Foto oleh Simon Simberg dari Pexels



Rasanya, 24 jam terlalu sempit untuk melakukan semuanya sekaligus. Tidur berarti mati. Padahal tubuh sudah menuntut di ujung hari. Dan di ujung jari, ruang obrolan tak pernah sunyi, sejumlah pesan sengaja tak dibuka untuk sekian lama, sederet target ingin dipenuhi segera selekas berdoa.

Tiba-tiba kamu tersesat dalam distraksi informasi. Kabar hangat negeri ini. Kabar teman di negeri lain. Kabar mereka yang kehormatannya terukur melalui jumlah hati, yang terasa lengkap dengan postingan keluarga serta buku nikah tahun ini, yang mewujudkan ide-idemu lebih dulu, yang prestasinya melejit sekaligus bikin cemburu, yang tampak sangat lebih bahagia dari pada kamu.

Jagat sosial media telah memaksamu jadi bintang. Terang tapi terasing. Di atas sana, kamu ukir dirimu dengan kata-kata memukau. Kamu reka pribadi paling baik, paling cantik. Segala cara. Hanya untuk dilirik. Seperti sedang mendekorasi stand pameran, kamu tampilkan segala sesuatu dari hidupmu yang berkilau dan kamu buang yang karatan.

Begitu pandai kamu menjaga hati banyak orang untuk tak berlari dari tempatmu berpijak saat ini. Diam-daim, tanpa disadari, kamu pun amat sibuk untuk menjaga hatimu untuk tak dicederai.

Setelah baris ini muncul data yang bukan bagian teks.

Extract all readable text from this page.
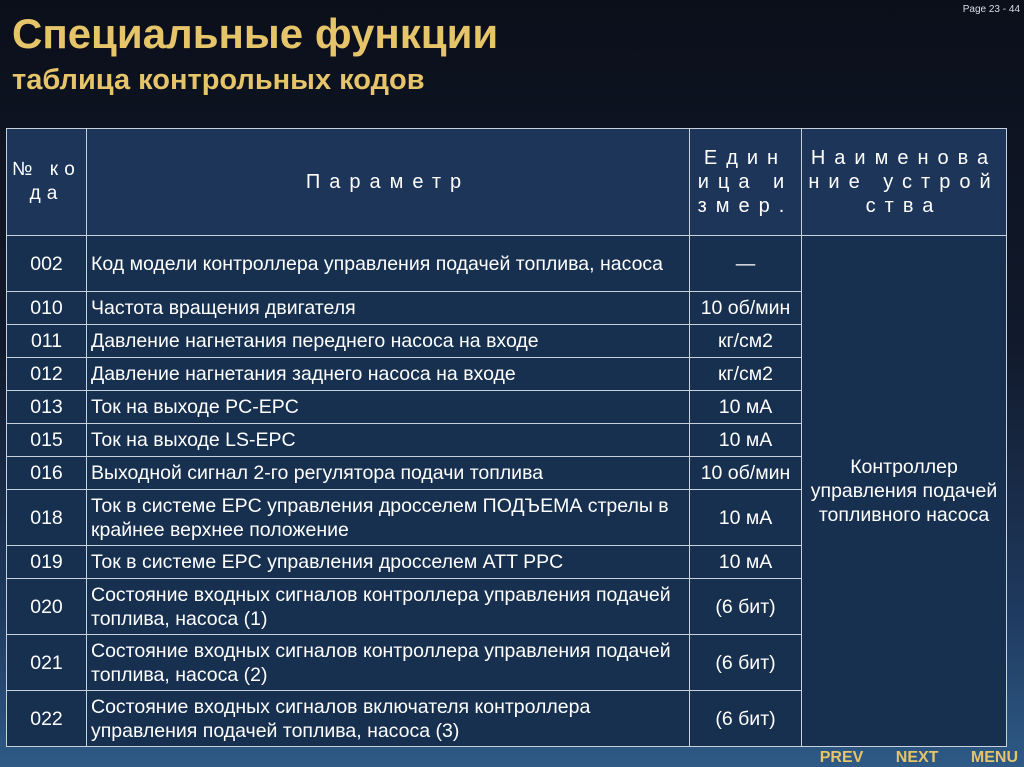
Page 23 - 44
Специальные функции
таблица контрольных кодов
№ кода	Параметр	Единица измер.	Наименование устройства
002	Код модели контроллера управления подачей топлива, насоса	—	Контроллер управления подачей топливного насоса
010	Частота вращения двигателя	10 об/мин	
011	Давление нагнетания переднего насоса на входе	кг/см2	
012	Давление нагнетания заднего насоса на входе	кг/см2	
013	Ток на выходе PC-EPC	10 мА	
015	Ток на выходе LS-EPC	10 мА	
016	Выходной сигнал 2-го регулятора подачи топлива	10 об/мин	
018	Ток в системе EPC управления дросселем ПОДЪЕМА стрелы в крайнее верхнее положение	10 мА	
019	Ток в системе EPC управления дросселем ATT PPC	10 мА	
020	Состояние входных сигналов контроллера управления подачей топлива, насоса (1)	(6 бит)	
021	Состояние входных сигналов контроллера управления подачей топлива, насоса (2)	(6 бит)	
022	Состояние входных сигналов включателя контроллера управления подачей топлива, насоса (3)	(6 бит)	
PREV NEXT MENU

Tanda centang dua biru telah mengubah cara berpikirmu. Tentang penting atau tidaknya dirimu dimata orang lain. Ada bayangan hitam berbisik di kepalamu saat notifikasi belum juga berbunyi, “Aku ganggu gak, ya? Kok doi update status tapi gak bales-bales? Kenapa banyak orang jadi pergi? Harusnya aku gak bilang kayak gini! Jangan-jangan aku salah ngomong? Apa aku menjijikan?”

Sampailah kamu pada satu kesimpulan : barangkali nanti tidak ada seorang pun yang menganggap kehadiran dirimu sebagai bencana. Kamu mengerdil, semakin kerdil. Menjadi titik. Tak berarti. Tersapukan badai pikiran sendiri.

Kehilangan dunia tidak lebih menyakitkan daripada kehilangan diri sendiri. Ingatkah kalau kamu juga punya sejarah? Ada fosil masa lalu yang disembunyikan. Ada penyok disisi belakang. Ada debu dibagian dalam yang tak tersentuh. Ada beberapa sisi menyedihkan yang hampir kamu lupakan dan tak ingin orang lain intip. Detik ini, bahkan saat kamu mengingatnya, air matamu menitik.

Bagi mereka kamu tulus, dirimu seperti museum. Mungkin tak banyak didatangi pengunjung. Namun mereka, para pengunjung itu, tetap percaya: kamu berharga. Yang indah jadi cerita. Yang busuk jadi legenda. Yang lebih darimu tidak membuat mereka buta. Yang kurang darimu mereka terima untuk diperbaiki sama-sama. Tanyamu sambil tertawa, “Siapa? Emang ada yang sudi nerima aku apa adanya?”



Creat by Kartini Fastuti


Share this:

Posting Komentar

 
Copyright © 2014 PECANDU KATA.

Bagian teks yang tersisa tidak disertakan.